Australia and New Zealand Banking Group has been sued by a law firm for charging interest on some purchases by credit card holders which were repaid on time for nearly a decade, the parties said on Wednesday.

The law firm, Phi Finney McDonald, filed a class-action suit in the federal court against Australia’s No. 4 lender for charging interest between July 2010 and January 2019 on purchases that should have been interest-free.

“The terms of ANZ’s contract made it impossible for a typical consumer to understand that they would be charged retrospective interest, even on purchases which they repaid on time,” the law firm said in a statement.

Australia outlawed charging retrospective interest in January 2019.

The lawsuit alleged “unfair contract terms and unconscionable conduct” by the bank, but did not specify the damages it was seeking against ANZ in the federal court.

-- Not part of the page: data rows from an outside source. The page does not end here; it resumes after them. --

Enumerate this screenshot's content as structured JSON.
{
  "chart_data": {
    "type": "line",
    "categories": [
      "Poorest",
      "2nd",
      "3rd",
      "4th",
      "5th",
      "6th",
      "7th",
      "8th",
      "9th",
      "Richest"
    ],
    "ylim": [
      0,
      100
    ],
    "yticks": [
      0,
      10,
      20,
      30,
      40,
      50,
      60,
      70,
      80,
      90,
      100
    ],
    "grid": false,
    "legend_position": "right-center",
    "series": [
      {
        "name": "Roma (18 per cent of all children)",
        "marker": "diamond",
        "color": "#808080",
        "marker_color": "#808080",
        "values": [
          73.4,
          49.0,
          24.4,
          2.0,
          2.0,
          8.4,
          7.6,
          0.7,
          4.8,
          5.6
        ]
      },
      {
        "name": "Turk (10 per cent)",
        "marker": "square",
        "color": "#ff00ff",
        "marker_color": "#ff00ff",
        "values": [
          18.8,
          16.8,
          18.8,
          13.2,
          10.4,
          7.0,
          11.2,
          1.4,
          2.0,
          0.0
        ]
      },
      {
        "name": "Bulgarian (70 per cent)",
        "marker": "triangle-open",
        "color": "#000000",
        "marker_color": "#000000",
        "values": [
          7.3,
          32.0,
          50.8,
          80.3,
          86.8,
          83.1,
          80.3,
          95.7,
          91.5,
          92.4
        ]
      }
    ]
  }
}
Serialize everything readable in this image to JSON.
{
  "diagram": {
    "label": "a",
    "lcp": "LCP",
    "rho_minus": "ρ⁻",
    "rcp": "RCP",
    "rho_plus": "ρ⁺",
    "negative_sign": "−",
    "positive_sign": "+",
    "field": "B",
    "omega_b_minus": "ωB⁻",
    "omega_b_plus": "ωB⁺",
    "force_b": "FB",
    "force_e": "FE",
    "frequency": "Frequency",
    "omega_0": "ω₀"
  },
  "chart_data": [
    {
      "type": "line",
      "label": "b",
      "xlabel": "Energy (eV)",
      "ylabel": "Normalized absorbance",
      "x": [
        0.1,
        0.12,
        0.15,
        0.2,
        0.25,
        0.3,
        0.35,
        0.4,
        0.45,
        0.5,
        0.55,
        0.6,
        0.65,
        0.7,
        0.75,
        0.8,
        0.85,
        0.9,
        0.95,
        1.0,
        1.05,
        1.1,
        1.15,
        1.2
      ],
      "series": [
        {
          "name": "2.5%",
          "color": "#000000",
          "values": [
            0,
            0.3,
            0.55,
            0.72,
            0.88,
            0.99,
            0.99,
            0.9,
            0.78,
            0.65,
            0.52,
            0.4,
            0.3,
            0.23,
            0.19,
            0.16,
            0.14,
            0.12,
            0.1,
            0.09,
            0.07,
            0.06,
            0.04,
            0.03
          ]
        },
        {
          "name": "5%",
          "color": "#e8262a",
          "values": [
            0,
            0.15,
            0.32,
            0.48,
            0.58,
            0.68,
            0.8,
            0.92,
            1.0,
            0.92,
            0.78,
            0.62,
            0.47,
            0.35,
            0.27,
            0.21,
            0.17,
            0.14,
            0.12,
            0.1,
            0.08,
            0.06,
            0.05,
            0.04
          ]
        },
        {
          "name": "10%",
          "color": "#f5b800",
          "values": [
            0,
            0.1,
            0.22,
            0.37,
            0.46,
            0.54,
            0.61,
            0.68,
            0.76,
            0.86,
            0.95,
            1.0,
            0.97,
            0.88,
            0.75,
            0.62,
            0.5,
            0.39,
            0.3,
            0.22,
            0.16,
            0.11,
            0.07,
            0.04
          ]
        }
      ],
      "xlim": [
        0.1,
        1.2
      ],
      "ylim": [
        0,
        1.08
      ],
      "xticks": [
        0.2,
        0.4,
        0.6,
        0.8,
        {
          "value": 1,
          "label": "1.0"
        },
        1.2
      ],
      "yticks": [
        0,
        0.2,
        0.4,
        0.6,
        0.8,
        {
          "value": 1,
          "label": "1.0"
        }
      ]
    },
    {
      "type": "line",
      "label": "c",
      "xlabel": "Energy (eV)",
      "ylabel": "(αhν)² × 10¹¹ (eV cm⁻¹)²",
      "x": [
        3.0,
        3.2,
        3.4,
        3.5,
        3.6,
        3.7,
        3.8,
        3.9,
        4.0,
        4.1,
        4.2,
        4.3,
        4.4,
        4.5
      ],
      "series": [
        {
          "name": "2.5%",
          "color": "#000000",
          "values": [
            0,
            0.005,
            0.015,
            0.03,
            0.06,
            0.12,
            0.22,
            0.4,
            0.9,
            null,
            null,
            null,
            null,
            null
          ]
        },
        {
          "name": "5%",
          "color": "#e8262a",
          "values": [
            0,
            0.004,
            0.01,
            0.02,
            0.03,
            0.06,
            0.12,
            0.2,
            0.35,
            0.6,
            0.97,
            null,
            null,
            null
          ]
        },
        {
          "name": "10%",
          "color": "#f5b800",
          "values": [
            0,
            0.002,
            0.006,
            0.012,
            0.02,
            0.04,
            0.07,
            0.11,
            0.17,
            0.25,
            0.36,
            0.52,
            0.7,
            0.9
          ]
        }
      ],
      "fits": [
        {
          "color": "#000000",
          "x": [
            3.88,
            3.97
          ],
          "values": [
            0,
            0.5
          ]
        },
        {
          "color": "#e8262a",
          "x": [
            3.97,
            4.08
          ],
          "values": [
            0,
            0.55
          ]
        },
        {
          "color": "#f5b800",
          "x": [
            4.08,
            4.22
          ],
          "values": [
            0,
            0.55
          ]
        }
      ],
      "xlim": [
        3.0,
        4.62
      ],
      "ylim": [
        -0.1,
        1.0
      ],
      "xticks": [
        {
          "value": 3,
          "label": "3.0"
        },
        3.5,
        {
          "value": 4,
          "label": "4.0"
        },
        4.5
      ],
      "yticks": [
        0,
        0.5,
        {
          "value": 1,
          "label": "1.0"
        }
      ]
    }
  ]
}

ANZ said in a statement it would review the claim that its contract contravened the Australian Securities and Investments Commission Act.

The lawsuit is the latest in a string of legal actions faced by Australia‘s top banks, ranging from breach of consumer protection credit laws to charging financial advice fees to dead customers.

Scrutiny of Australian lenders and financial institutions has ramped up significantly since a Royal Commission inquiry in 2018 found widespread shortcomings in the sector, forcing companies and regulators to take swift action.